Após o anúncio da retirada de Cuba, Bolsonaro afirmou que “infelizmente” o país caribenho não aceitou as condições impostas para a continuidade do Mais Médicos.
“Condicionamos a continuidade do programa Mais Médicos à aplicação de teste de capacidade, salário integral aos profissionais cubanos, hoje maior parte destinado à ditadura, e à liberdade para trazerem suas famílias. Infelizmente, Cuba não aceitou”, escreveu o presidente eleito no Twitter.
“Além de explorar seus cidadãos ao não pagar integralmente os salários dos profissionais, a ditadura cubana demonstra grande irresponsabilidade ao desconsiderar os impactos negativos na vida e na saúde dos brasileiros e na integridade dos cubanos”, disse.
Bolsonaro afirmou à imprensa que vai substituir os cerca de 8,3 mil profissionais cubanos por brasileiros ou estrangeiros e prometeu asilo aos médicos de Cuba que desejarem permanecer no Brasil.
Por que cubanos?
O processo de seleção dos médicos, que recebem cerca de R$ 11,5 mil, para o programa prioriza profissionais brasileiros que se formaram no país ou aqueles que, apesar de terem cursado Medicina fora do Brasil, revalidaram os diplomas. Se nem todos os postos forem preenchidos, o governo dá a vez para médicos brasileiros que estudaram no exterior, mas que não fizeram o exame Revalida. Se, ainda assim, sobrarem vagas, serão convocados profissionais estrangeiros e sem revalidação do diploma.

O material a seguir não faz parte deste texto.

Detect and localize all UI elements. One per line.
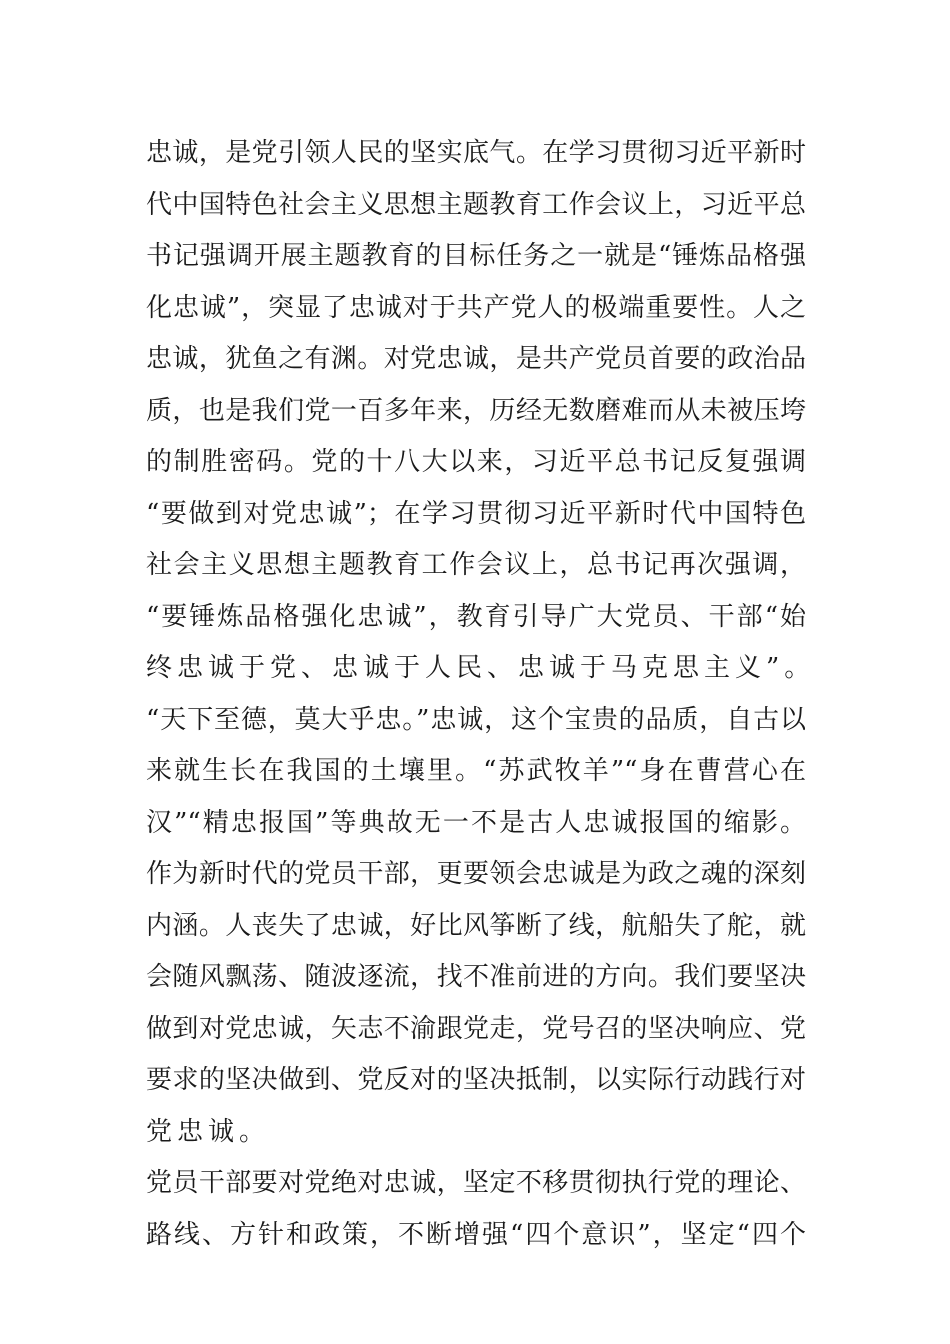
text-line-13: 来就生长在我国的土壤里。“苏武牧羊”“身在曹营心在 bbox=[146, 756, 806, 786]
text-line-3: 书记强调开展主题教育的目标任务之一就是“锤炼品格强 bbox=[146, 241, 806, 271]
text-line-19: 要求的坚决做到、党反对的坚决抵制，以实际行动践行对 bbox=[146, 1065, 806, 1095]
text-line-14: 汉”“精忠报国”等典故无一不是古人忠诚报国的缩影。 bbox=[146, 807, 806, 838]
text-line-5: 忠诚，犹鱼之有渊。对党忠诚，是共产党员首要的政治品 bbox=[146, 344, 806, 374]
text-line-6: 质，也是我们党一百多年来，历经无数磨难而从未被压垮 bbox=[146, 395, 806, 426]
body-text bbox=[146, 128, 816, 1261]
text-line-10: “要锤炼品格强化忠诚”，教育引导广大党员、干部“始 bbox=[146, 601, 806, 632]
text-line-18: 做到对党忠诚，矢志不渝跟党走，党号召的坚决响应、党 bbox=[146, 1013, 806, 1044]
text-line-11: 终忠诚于党、忠诚于人民、忠诚于马克思主义”。 bbox=[146, 653, 816, 683]
text-line-8: “要做到对党忠诚”；在学习贯彻习近平新时代中国特色 bbox=[146, 498, 806, 529]
text-line-17: 会随风飘荡、随波逐流，找不准前进的方向。我们要坚决 bbox=[146, 962, 806, 992]
text-line-21: 党员干部要对党绝对忠诚，坚定不移贯彻执行党的理论、 bbox=[146, 1168, 806, 1198]
text-line-16: 内涵。人丧失了忠诚，好比风筝断了线，航船失了舵，就 bbox=[146, 910, 806, 941]
text-line-4: 化忠诚”，突显了忠诚对于共产党人的极端重要性。人之 bbox=[146, 292, 806, 323]
text-line-1: 忠诚，是党引领人民的坚实底气。在学习贯彻习近平新时 bbox=[146, 138, 806, 168]
text-line-15: 作为新时代的党员干部，更要领会忠诚是为政之魂的深刻 bbox=[146, 859, 806, 889]
text-line-9: 社会主义思想主题教育工作会议上，总书记再次强调， bbox=[146, 550, 806, 580]
text-line-2: 代中国特色社会主义思想主题教育工作会议上，习近平总 bbox=[146, 189, 806, 220]
text-line-20: 党忠诚。 bbox=[146, 1116, 271, 1147]
text-line-22: 路线、方针和政策，不断增强“四个意识”，坚定“四个 bbox=[146, 1219, 806, 1250]
text-line-12: “天下至德，莫大乎忠。”忠诚，这个宝贵的品质，自古以 bbox=[146, 704, 806, 735]
text-line-7: 的制胜密码。党的十八大以来，习近平总书记反复强调 bbox=[146, 447, 806, 477]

Médicos cubanos, portanto, participavam do programa quando brasileiros não se interessavam pelas regiões a serem atendidas, principalmente em comunidades quilombolas, indígenas ou mesmo periferia de grandes cidades. As áreas mais beneficiadas são, portanto, estados do Norte e Nordeste, além do interior de todo o país.
O acordo com Cuba funciona por meio da Organização Pan-Americana de Saúde (Opas), ligada à Organização das Nações Unidas (ONU). Segundo o Ministério da Saúde, a quantidade de profissionais cubanos recuava desde 2016, quando eram 11,4 mil.
O governo de Cuba, onde a proporção de médicos por mil habitantes é de 7,5, contra 2,1 do Brasil, fica com cerca de 70% do salário dos profissionais que estão no programa brasileiros. Esse é um dos pontos mais criticados por Bolsonaro.
O presidente eleito alega ainda que aproximadamente 20 mil médicos se formam no Brasil por ano. No entanto, o programa, que funciona desde 2013, não tem conseguido atrair os grupos prioritários – brasileiros e estrangeiros com diploma revalidado – para as áreas mais remotas do país.
O Conselho Federal de Medicina (CFM) argumenta que há médicos suficientes no Brasil, mas faltam políticas e incentivos para que eles atuem nas regiões mais distantes. Dados do CFM apontam que, no fim de 2015, havia 400 mil profissionais no país. No começo de 2018, eram 452,8 mil – bastante concentrados nos grandes centros e nas capitais brasileiras.